Pull the Plug
On Higher, two generations of funk team up to attempt something truly special. Steve Arrington began a musical career decades ago that put him behind the wheel of several hits and put his sound at the center of numerous hip-hop songs in the future. Dam Funk has been pumping out funk records on Stonesthrow in L.A. for the past several years. A modern artist joining forces with a musical legend. It’s one of those classic archetypes that almost always makes for great music. It couldn’t possibly be bad, right?
It couldn’t possibly be more disappointing. Look up the word “boring” in the dictionary, and there just might be a picture of Higher. It’s tough to tell what went wrong here, but from the opening “I Be Goin Hard” to the finale “Crazy in Here,” this is a record that goes nowhere and does nothing. Every song has the exact same electro-funk sound that is smooth and polished, but completely dead. There is none of the excitement that is found in Dam Funk’s awesome live shows, nor is there any of the vitality that made Arrington a hit in his prime. Songs fade in on tight drum machine loops and fade out on wavy synth lines. Arrington wanders through the album with vocals that have no real purpose. The record spins on and on like this for much too long, and then it’s over. Nothing has happened and you’re in exactly the same place you were at when you started.

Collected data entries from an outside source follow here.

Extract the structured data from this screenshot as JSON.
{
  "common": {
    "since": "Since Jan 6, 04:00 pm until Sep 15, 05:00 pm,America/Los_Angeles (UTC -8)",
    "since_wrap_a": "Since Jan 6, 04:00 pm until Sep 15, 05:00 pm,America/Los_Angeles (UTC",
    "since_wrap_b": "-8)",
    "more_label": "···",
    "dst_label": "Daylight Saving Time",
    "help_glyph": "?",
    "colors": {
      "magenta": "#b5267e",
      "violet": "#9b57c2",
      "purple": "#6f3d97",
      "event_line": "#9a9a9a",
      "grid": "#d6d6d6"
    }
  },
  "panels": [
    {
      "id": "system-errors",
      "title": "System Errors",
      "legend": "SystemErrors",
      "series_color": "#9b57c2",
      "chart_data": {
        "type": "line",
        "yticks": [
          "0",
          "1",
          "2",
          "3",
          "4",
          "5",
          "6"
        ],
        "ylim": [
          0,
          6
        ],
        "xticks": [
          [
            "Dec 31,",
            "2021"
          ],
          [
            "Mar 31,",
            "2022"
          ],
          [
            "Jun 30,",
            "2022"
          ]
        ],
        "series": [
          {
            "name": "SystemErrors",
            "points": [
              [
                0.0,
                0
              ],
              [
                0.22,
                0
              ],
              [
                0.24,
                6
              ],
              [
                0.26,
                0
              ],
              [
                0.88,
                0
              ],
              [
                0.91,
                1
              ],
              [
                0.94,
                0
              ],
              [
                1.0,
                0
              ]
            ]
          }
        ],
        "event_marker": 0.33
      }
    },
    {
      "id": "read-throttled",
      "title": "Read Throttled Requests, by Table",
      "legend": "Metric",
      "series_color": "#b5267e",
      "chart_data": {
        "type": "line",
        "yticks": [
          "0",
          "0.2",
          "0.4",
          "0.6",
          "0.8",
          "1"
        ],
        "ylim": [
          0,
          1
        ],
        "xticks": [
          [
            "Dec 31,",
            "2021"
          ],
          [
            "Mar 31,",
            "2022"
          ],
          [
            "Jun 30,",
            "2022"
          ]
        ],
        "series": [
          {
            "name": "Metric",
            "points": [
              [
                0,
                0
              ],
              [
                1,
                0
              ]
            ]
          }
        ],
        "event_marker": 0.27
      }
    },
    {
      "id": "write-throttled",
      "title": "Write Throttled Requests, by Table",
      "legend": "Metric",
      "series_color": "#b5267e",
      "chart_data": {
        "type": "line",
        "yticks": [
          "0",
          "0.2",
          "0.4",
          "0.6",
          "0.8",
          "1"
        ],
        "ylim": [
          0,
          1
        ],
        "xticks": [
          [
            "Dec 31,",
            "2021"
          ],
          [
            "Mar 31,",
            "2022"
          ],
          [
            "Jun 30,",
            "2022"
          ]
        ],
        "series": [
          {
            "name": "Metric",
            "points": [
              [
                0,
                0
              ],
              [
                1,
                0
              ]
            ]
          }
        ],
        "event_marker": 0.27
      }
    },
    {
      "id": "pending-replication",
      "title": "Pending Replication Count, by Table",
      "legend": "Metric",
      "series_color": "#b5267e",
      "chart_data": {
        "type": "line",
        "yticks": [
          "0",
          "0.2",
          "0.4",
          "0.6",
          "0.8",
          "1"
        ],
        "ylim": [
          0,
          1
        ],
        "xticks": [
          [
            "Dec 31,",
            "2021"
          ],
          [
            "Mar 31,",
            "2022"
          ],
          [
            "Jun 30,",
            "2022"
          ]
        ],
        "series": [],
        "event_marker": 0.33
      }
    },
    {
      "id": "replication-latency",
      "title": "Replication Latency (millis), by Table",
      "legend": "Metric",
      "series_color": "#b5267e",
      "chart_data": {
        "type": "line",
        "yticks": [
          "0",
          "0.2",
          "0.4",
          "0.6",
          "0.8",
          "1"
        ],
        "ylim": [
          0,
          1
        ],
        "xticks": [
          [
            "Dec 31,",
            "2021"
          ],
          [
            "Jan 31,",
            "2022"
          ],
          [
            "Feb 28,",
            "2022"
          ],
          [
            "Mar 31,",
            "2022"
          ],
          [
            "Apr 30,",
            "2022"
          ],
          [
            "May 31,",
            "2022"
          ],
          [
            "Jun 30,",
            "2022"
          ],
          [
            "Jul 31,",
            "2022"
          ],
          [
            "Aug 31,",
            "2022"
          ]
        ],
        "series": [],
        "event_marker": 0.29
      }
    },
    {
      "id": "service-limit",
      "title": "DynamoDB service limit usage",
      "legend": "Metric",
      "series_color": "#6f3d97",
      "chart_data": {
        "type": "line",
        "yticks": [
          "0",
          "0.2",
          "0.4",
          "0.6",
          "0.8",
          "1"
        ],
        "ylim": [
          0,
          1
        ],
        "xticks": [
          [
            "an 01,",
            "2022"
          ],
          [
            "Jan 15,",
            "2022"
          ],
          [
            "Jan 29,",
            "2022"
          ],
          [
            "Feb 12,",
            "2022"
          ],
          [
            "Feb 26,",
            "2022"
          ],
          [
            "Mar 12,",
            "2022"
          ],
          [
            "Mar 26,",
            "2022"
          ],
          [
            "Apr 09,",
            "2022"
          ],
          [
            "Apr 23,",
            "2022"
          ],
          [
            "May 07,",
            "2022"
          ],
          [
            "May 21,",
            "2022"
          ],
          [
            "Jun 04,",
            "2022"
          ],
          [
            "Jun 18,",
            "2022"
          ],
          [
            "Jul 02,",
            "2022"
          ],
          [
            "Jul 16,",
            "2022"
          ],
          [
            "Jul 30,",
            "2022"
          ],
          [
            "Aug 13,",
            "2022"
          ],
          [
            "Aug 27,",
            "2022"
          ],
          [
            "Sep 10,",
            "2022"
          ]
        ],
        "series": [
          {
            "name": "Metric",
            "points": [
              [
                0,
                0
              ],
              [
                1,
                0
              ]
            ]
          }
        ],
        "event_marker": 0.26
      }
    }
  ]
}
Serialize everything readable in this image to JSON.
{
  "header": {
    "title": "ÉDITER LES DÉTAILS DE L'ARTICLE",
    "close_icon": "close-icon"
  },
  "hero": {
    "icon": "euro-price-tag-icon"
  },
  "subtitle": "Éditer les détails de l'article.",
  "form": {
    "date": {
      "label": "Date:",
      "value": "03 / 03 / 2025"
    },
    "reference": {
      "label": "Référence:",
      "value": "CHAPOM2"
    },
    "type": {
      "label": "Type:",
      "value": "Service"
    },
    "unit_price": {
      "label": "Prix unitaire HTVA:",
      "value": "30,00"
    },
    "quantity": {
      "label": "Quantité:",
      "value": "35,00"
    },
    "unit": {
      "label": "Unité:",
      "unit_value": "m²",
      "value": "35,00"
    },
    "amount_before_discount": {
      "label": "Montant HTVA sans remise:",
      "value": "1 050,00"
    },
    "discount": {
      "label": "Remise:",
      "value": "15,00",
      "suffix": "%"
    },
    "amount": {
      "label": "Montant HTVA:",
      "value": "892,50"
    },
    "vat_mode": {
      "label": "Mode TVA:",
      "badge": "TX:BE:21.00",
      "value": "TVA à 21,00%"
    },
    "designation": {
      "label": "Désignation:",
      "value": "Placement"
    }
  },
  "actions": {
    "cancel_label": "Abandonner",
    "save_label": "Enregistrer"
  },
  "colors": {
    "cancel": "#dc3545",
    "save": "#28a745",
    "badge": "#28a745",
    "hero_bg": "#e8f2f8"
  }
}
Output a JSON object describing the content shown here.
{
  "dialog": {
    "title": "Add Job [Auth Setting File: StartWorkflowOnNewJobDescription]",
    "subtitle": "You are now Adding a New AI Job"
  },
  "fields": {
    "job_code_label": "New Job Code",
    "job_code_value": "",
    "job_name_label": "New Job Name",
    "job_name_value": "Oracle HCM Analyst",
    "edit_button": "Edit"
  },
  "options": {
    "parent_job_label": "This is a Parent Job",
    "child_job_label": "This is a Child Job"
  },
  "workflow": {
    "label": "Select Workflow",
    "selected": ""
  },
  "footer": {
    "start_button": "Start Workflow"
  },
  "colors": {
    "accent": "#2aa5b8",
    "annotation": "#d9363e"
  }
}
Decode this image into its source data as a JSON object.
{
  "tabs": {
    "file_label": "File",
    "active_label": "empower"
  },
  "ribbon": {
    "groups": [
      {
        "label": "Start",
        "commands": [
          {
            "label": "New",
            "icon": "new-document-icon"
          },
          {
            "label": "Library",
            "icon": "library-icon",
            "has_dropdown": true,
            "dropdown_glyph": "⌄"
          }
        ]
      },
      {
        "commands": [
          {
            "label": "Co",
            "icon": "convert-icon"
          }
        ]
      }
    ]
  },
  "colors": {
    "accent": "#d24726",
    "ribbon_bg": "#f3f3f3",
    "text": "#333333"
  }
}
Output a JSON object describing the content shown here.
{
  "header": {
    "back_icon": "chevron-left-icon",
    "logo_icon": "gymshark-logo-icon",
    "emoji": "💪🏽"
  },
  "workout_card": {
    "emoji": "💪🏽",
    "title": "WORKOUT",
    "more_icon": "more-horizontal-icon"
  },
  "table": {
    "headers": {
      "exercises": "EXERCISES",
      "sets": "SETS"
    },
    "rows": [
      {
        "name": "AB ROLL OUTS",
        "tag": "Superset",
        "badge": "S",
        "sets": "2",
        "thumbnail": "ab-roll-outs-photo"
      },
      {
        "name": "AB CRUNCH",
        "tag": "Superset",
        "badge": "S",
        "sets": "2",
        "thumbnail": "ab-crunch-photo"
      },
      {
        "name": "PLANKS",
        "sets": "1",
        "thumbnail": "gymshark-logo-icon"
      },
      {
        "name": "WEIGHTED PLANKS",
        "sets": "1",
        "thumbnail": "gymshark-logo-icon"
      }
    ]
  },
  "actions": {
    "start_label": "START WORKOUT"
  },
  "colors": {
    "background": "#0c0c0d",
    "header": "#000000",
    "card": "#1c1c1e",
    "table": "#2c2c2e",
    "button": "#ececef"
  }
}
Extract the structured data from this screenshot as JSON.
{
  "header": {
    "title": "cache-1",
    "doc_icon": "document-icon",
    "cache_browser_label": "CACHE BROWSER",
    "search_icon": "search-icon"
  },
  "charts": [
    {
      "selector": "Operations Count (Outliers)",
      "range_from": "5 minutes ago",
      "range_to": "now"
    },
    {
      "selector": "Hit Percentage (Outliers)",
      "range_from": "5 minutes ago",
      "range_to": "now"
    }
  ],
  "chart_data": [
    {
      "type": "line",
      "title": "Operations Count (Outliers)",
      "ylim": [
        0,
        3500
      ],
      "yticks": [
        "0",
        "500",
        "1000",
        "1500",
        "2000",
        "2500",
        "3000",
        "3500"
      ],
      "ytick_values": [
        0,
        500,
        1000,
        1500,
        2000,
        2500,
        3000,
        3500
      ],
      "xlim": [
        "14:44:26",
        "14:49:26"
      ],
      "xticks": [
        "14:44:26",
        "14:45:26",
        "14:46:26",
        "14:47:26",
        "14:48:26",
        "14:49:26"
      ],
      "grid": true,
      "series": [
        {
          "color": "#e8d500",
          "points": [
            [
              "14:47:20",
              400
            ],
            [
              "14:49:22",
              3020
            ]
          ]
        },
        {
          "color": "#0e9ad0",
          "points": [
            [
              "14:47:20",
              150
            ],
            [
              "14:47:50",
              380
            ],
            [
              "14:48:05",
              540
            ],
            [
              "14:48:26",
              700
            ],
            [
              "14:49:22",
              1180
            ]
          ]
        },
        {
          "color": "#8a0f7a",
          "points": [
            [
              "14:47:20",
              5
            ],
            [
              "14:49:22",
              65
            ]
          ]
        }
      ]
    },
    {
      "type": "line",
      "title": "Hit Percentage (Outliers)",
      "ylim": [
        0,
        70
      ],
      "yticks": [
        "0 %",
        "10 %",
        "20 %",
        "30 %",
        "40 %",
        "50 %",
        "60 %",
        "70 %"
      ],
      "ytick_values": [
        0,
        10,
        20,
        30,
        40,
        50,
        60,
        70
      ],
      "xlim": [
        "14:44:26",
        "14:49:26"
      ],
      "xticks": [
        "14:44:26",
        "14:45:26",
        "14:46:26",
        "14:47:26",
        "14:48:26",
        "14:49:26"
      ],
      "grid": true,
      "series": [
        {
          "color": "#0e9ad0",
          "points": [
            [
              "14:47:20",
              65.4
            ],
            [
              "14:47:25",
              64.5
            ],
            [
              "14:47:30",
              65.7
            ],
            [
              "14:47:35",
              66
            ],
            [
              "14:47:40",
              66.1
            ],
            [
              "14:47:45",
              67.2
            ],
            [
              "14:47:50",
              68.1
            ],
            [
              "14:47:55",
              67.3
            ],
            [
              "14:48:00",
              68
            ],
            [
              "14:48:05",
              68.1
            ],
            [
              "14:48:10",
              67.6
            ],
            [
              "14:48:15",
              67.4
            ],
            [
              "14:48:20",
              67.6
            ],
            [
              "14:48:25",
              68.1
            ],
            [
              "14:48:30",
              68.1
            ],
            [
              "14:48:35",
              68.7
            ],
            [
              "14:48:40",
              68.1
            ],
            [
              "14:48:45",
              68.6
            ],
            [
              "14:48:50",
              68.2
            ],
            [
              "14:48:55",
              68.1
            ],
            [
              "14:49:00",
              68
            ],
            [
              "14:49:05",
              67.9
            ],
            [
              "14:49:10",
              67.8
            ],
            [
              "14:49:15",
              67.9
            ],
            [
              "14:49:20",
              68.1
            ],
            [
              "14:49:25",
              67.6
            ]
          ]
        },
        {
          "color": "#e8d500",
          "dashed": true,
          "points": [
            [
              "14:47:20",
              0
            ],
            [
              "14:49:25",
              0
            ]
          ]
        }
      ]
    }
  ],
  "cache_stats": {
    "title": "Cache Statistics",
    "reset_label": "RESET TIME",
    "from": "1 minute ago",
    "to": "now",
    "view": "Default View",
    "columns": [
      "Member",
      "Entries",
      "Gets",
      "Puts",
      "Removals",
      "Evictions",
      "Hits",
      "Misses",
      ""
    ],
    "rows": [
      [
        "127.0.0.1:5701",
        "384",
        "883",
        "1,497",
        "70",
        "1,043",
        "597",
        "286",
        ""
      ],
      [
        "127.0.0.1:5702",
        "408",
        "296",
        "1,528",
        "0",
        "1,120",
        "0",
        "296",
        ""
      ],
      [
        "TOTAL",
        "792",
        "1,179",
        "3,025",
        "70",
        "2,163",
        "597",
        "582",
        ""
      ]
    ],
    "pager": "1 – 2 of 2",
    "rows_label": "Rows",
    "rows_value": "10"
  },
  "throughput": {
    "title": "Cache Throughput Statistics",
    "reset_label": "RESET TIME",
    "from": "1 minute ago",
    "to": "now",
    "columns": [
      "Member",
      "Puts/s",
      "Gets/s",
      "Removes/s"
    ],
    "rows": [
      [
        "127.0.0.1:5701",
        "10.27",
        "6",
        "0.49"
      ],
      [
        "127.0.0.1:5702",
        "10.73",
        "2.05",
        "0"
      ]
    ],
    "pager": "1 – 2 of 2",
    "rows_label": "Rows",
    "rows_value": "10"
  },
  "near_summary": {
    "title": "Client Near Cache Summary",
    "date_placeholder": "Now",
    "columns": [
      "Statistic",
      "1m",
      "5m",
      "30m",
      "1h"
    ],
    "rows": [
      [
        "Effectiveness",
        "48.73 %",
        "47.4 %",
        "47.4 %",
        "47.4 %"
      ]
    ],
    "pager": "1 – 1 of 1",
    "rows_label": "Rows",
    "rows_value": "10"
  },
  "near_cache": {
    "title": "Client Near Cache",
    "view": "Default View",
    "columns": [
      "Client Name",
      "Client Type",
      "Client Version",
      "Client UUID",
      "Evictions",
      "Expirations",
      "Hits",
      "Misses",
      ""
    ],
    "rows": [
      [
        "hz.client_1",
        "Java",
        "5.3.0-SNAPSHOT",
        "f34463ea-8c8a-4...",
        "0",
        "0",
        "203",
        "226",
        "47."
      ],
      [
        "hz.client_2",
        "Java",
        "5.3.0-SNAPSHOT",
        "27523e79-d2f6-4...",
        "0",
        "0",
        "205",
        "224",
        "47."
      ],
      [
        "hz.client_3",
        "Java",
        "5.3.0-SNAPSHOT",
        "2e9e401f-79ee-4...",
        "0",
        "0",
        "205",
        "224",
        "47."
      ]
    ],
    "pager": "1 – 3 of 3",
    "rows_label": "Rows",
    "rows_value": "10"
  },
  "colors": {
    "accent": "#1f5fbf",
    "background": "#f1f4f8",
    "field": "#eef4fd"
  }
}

Higher sounds like the warm-up to a record, not the spectacular album it should be. It’s as if Dam Funk looped a few tracks for Arrington to talk and sing over, went out for lunch, and accidentally released the goof-off sessions as his new album. It might be accurately called a “smooth” record for its classy production, but it packs no punch whatsoever. It repeatedly talks about how funky it is and you’re expected to believe it. This is comatose funk on life support after a car crash. It’s flat, predictable and downright boring. What happened?